Slowly I take off my shoes and roll up my pants before dipping my toe the right big one back into the vast pond that is the blogosphere. More than three months have passed since I last posted here. Why? I’ve been busy as hell, for one thing: researching and writing my book, working with my agent to get it in front of publishers; and expanding my publicity services. More to follow about both.

About these last few months, with its challenges and achievements and occasional disappointments, I’m reminded of a passage from Robert Bresson’s Diary of a Country Priest (based on the Georges Bernanos novel). With a face like a pinched and pious James Dean, Claude Laydu as the country priest writes in his diary: 

Keep order all day long,
knowing full well disorder
will win out tomorrow,
because in this sorry world,
the night undoes the work of the day.

I’ll be back soon.

The Crumbiest Month

Just a couple of random things for those who aren’t at the Berlinale…

***

A friend who works with a company here in Berlin that produces trade magazines, several of them for the food industry, was over the other day. “That bread you get in the bakeries here,” he was saying, “you know they don’t bake that on the premises, right?” Well, that hardly takes a genius; most bakeries don’t have the room to mix, form, proof, and bake bread.
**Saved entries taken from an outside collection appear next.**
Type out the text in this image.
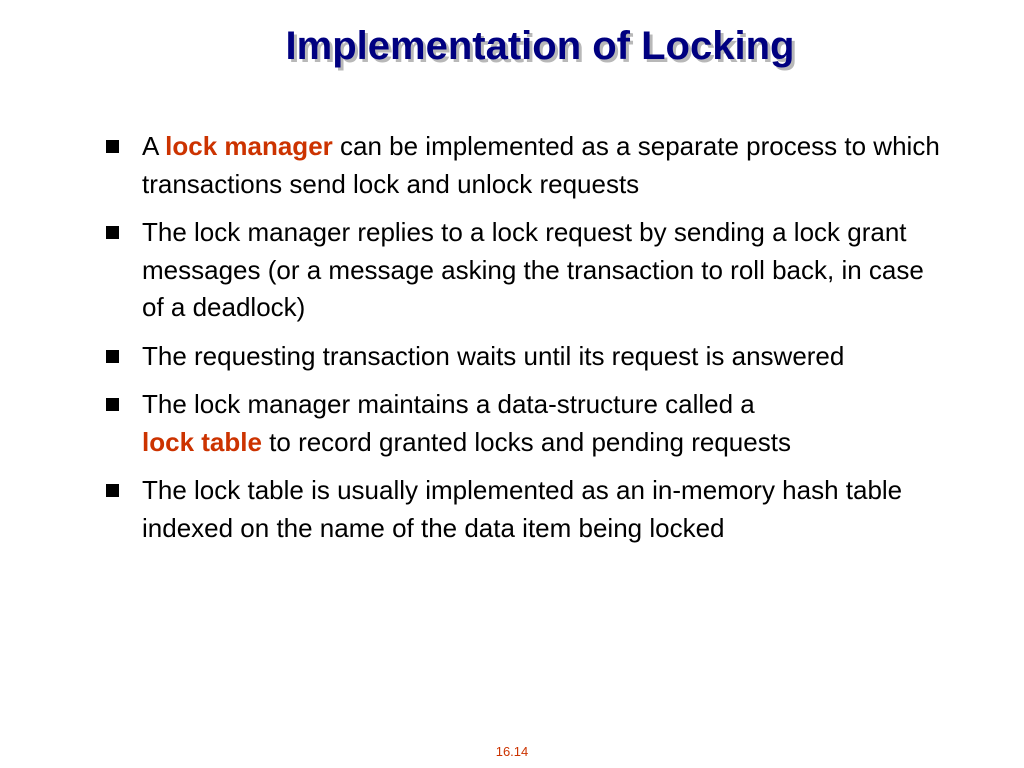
Implementation of Locking
A lock manager can be implemented as a separate process to which transactions send lock and unlock requests
The lock manager replies to a lock request by sending a lock grant messages (or a message asking the transaction to roll back, in case of a deadlock)
The requesting transaction waits until its request is answered
The lock manager maintains a data-structure called a
lock table to record granted locks and pending requests
The lock table is usually implemented as an in-memory hash table indexed on the name of the data item being locked
16.14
No, of course it’s brought in from somewhere else in what readers of a certain age might recognize as Brown N Serve condition and finished in the tiny ovens in the bakery. “Yeah, right,” he contined, “but here’s the really weird part. Do you know where that bread starts out?” In some factory somewhere, I suppose. “You’re right — but the factory is in China. They fly the bread in, frozen, and it gets distributed to an intermediate point, and then it gets thawed and delivered to the bakeries.”

I’m not passing this along as gospel, although I suspect it might be true for some of the chains. I’ve often known I was approaching Berlin on the train, for instance, because of a huge Thobens Bakeries facility just outside of Potsdam, but I don’t know what they actually do there. Anyone else have info on this? It’d help explain why the bread here is so bad — the independent bakery in Berlin is virtually extinct — but it would also open up a new market for German bakers: it would be just as easy to re-heat this stuff in ovens in America or Japan as it is to do it here. And you could market it as “authentic German bread.”

***

Speaking of magazines, a friend passed this article along. Ho-hum, another magazine startup. But…Vanity Fair isn’t just any magazine. It’s hard to say if the Spiegel article is tongue-in-cheek — although, like the country it’s published in, it’s not known for a sense of humor — but there are some rather astounding things in it. Like this quote: “And rumors abound that Gruner + Jahr is already working on a magazine in case Vanity Fair is successful. The working title sounds like something Poschardt would come up with: Neues Deutschland or New Germany.” Ummm, I know Germans are expert at forgetting their history, but did no one notice that this was the name of the house organ of the East German government? I mean, I can go to the DDR Museum and buy a replica copy of the first issue for €1.50.

Not to mention the folly of doing this as a weekly, doing it as a weekly with a tiny staff, and running a picture of Till Schweiger with a goat on the cover of the first issue. Till Schweiger with his shirt off, sure, but…a goat??

Read it and weep.

***

Which is pretty much what I did this afternoon while trying to figure out if I have enough in the bank for a round-trip train ticket to Paris. I probably do, but when you go to the Deutsche Bahn travel information page and try to book the ticket, you’re met with a link that says “Unknown Tariff Abroad.” Click it, and you get this message:

“For the most important foreign cities (e.g. Vienna, Amsterdam, Zurich) fares are available.

“For your requested connection fares are unfortunately not available.”

So Deutsche Bahn is still fighting the Franco-Prussian War and we, the customers, get the benefit.